Ou, para dar outro exemplo, e se um psiquiatra tiver uma grande prática privada com base em um certo tipo de tratamento, digamos terapia cognitivo-comportamental (CBT)? Isso poderia ser uma fonte potencial de conflito de interesse no novo estudo desse médico sobre a superioridade da CBT em comparação com a terapia com drogas? Alguém que faz um monte de cirurgias nas costas pode escrever um artigo no qual a cirurgia de volta é comparada à fisioterapia? Esses preconceitos são de fato todos, em última instância, vinculados ao ganho financeiro, mas eles não são divulgados em documentos. E isso não é para mencionar toda uma gama de outros tipos de preconceitos inteiramente não financeiros, mas potencialmente muito influentes.
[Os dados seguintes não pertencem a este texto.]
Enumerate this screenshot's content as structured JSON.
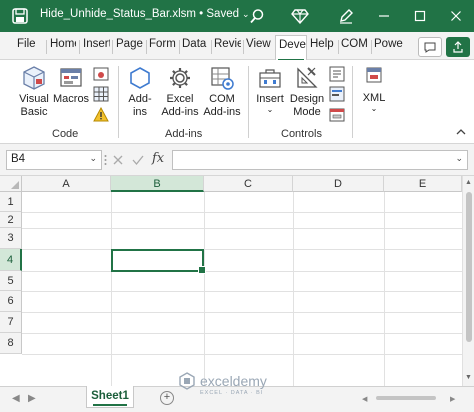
{
  "titlebar": {
    "title": "Hide_Unhide_Status_Bar.xlsm • Saved",
    "caret": "⌄",
    "icons": [
      "excel-save-icon",
      "search-icon",
      "diamond-icon",
      "pen-icon"
    ]
  },
  "tabs": [
    {
      "label": "File"
    },
    {
      "label": "Home"
    },
    {
      "label": "Insert"
    },
    {
      "label": "Page"
    },
    {
      "label": "Form"
    },
    {
      "label": "Data"
    },
    {
      "label": "Revie"
    },
    {
      "label": "View"
    },
    {
      "label": "Deve",
      "active": true
    },
    {
      "label": "Help"
    },
    {
      "label": "COM"
    },
    {
      "label": "Powe"
    }
  ],
  "ribbon": {
    "code": {
      "visual_basic": "Visual\nBasic",
      "macros": "Macros",
      "group_label": "Code"
    },
    "addins": {
      "addins": "Add-\nins",
      "excel_addins": "Excel\nAdd-ins",
      "com_addins": "COM\nAdd-ins",
      "group_label": "Add-ins"
    },
    "controls": {
      "insert": "Insert",
      "design_mode": "Design\nMode",
      "group_label": "Controls"
    },
    "xml": {
      "xml": "XML"
    }
  },
  "formula": {
    "name_box": "B4",
    "value": "",
    "fx": "fx"
  },
  "grid": {
    "columns": [
      "A",
      "B",
      "C",
      "D",
      "E"
    ],
    "rows": [
      "1",
      "2",
      "3",
      "4",
      "5",
      "6",
      "7",
      "8"
    ],
    "selected_col": "B",
    "selected_row": "4",
    "active_cell": "B4"
  },
  "sheets": {
    "tabs": [
      "Sheet1"
    ],
    "active": "Sheet1",
    "add": "+"
  },
  "watermark": {
    "name": "exceldemy",
    "tagline": "EXCEL · DATA · BI"
  },
  "colors": {
    "accent": "#217346",
    "selection_header": "#d3e7d8"
  }
}
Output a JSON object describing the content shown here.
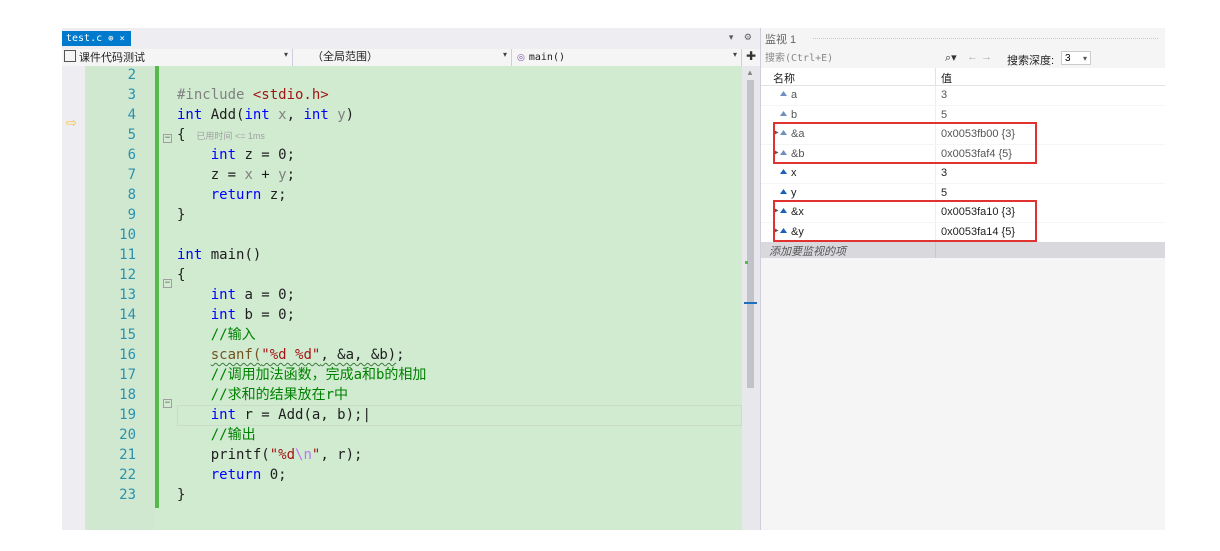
{
  "tab": {
    "title": "test.c",
    "pin_glyph": "⊕",
    "close_glyph": "×"
  },
  "navbar": {
    "project": "课件代码测试",
    "scope": "（全局范围）",
    "member": "main()"
  },
  "code_lines": [
    {
      "num": "2",
      "tokens": []
    },
    {
      "num": "3",
      "tokens": [
        {
          "t": "#include ",
          "c": "param"
        },
        {
          "t": "<stdio.h>",
          "c": "str"
        }
      ]
    },
    {
      "num": "4",
      "tokens": [
        {
          "t": "int",
          "c": "kw"
        },
        {
          "t": " Add(",
          "c": ""
        },
        {
          "t": "int",
          "c": "kw"
        },
        {
          "t": " x",
          "c": "param"
        },
        {
          "t": ", ",
          "c": ""
        },
        {
          "t": "int",
          "c": "kw"
        },
        {
          "t": " y",
          "c": "param"
        },
        {
          "t": ")",
          "c": ""
        }
      ]
    },
    {
      "num": "5",
      "tokens": [
        {
          "t": "{ ",
          "c": ""
        },
        {
          "t": " 已用时间 <= 1ms",
          "c": "codelens"
        }
      ]
    },
    {
      "num": "6",
      "tokens": [
        {
          "t": "    ",
          "c": ""
        },
        {
          "t": "int",
          "c": "kw"
        },
        {
          "t": " z = 0;",
          "c": ""
        }
      ]
    },
    {
      "num": "7",
      "tokens": [
        {
          "t": "    z = ",
          "c": ""
        },
        {
          "t": "x",
          "c": "param"
        },
        {
          "t": " + ",
          "c": ""
        },
        {
          "t": "y",
          "c": "param"
        },
        {
          "t": ";",
          "c": ""
        }
      ]
    },
    {
      "num": "8",
      "tokens": [
        {
          "t": "    ",
          "c": ""
        },
        {
          "t": "return",
          "c": "kw"
        },
        {
          "t": " z;",
          "c": ""
        }
      ]
    },
    {
      "num": "9",
      "tokens": [
        {
          "t": "}",
          "c": ""
        }
      ]
    },
    {
      "num": "10",
      "tokens": []
    },
    {
      "num": "11",
      "tokens": [
        {
          "t": "int",
          "c": "kw"
        },
        {
          "t": " main()",
          "c": ""
        }
      ]
    },
    {
      "num": "12",
      "tokens": [
        {
          "t": "{",
          "c": ""
        }
      ]
    },
    {
      "num": "13",
      "tokens": [
        {
          "t": "    ",
          "c": ""
        },
        {
          "t": "int",
          "c": "kw"
        },
        {
          "t": " a = 0;",
          "c": ""
        }
      ]
    },
    {
      "num": "14",
      "tokens": [
        {
          "t": "    ",
          "c": ""
        },
        {
          "t": "int",
          "c": "kw"
        },
        {
          "t": " b = 0;",
          "c": ""
        }
      ]
    },
    {
      "num": "15",
      "tokens": [
        {
          "t": "    ",
          "c": ""
        },
        {
          "t": "//输入",
          "c": "cm"
        }
      ]
    },
    {
      "num": "16",
      "tokens": [
        {
          "t": "    ",
          "c": ""
        },
        {
          "t": "scanf(",
          "c": "squig fn"
        },
        {
          "t": "\"%d %d\"",
          "c": "squig str"
        },
        {
          "t": ", &a, &b)",
          "c": "squig"
        },
        {
          "t": ";",
          "c": ""
        }
      ]
    },
    {
      "num": "17",
      "tokens": [
        {
          "t": "    ",
          "c": ""
        },
        {
          "t": "//调用加法函数，完成a和b的相加",
          "c": "cm"
        }
      ]
    },
    {
      "num": "18",
      "tokens": [
        {
          "t": "    ",
          "c": ""
        },
        {
          "t": "//求和的结果放在r中",
          "c": "cm"
        }
      ]
    },
    {
      "num": "19",
      "tokens": [
        {
          "t": "    ",
          "c": ""
        },
        {
          "t": "int",
          "c": "kw"
        },
        {
          "t": " r = Add(a, b);|",
          "c": ""
        }
      ]
    },
    {
      "num": "20",
      "tokens": [
        {
          "t": "    ",
          "c": ""
        },
        {
          "t": "//输出",
          "c": "cm"
        }
      ]
    },
    {
      "num": "21",
      "tokens": [
        {
          "t": "    printf(",
          "c": ""
        },
        {
          "t": "\"%d",
          "c": "str"
        },
        {
          "t": "\\n",
          "c": "esc"
        },
        {
          "t": "\"",
          "c": "str"
        },
        {
          "t": ", r);",
          "c": ""
        }
      ]
    },
    {
      "num": "22",
      "tokens": [
        {
          "t": "    ",
          "c": ""
        },
        {
          "t": "return",
          "c": "kw"
        },
        {
          "t": " 0;",
          "c": ""
        }
      ]
    },
    {
      "num": "23",
      "tokens": [
        {
          "t": "}",
          "c": ""
        }
      ]
    }
  ],
  "watch": {
    "title": "监视 1",
    "search_placeholder": "搜索(Ctrl+E)",
    "search_depth_label": "搜索深度:",
    "search_depth_value": "3",
    "col_name": "名称",
    "col_value": "值",
    "rows": [
      {
        "name": "a",
        "value": "3",
        "expandable": false,
        "dim": true
      },
      {
        "name": "b",
        "value": "5",
        "expandable": false,
        "dim": true
      },
      {
        "name": "&a",
        "value": "0x0053fb00 {3}",
        "expandable": true,
        "dim": true
      },
      {
        "name": "&b",
        "value": "0x0053faf4 {5}",
        "expandable": true,
        "dim": true
      },
      {
        "name": "x",
        "value": "3",
        "expandable": false,
        "dim": false
      },
      {
        "name": "y",
        "value": "5",
        "expandable": false,
        "dim": false
      },
      {
        "name": "&x",
        "value": "0x0053fa10 {3}",
        "expandable": true,
        "dim": false
      },
      {
        "name": "&y",
        "value": "0x0053fa14 {5}",
        "expandable": true,
        "dim": false
      }
    ],
    "add_item_label": "添加要监视的项"
  },
  "colors": {
    "accent_tab": "#007acc",
    "keyword": "#0000ff",
    "string": "#a31515",
    "comment": "#008000",
    "line_number": "#2b91af",
    "changed_background": "#d1ebd1",
    "highlight_box": "#e0332f"
  }
}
Então, o que podemos fazer para entender melhor todos os potenciais impulsionadores de conflitos de interesses e tendências em medicina e ciência? Como os profissionais de saúde e cientistas podem monitorar melhor seus próprios preconceitos? E como os consumidores informados podem determinar se e como conflitos de interesse e preconceitos podem desempenhar um papel na ciência que eles consomem e os cuidados médicos que eles recebem?

Estas não são questões fáceis de responder, mas tentaremos levá-las no próximo mês na Parte II desta série sobre conflitos de interesse em ciência e medicina. Fique ligado. Enquanto isso, se quiser mais informações, recomendamos seguir dois sites excelentes dedicados a questões em torno de transparência, fraude e ciência erradas em geral, Retraction Watch e Bad Science.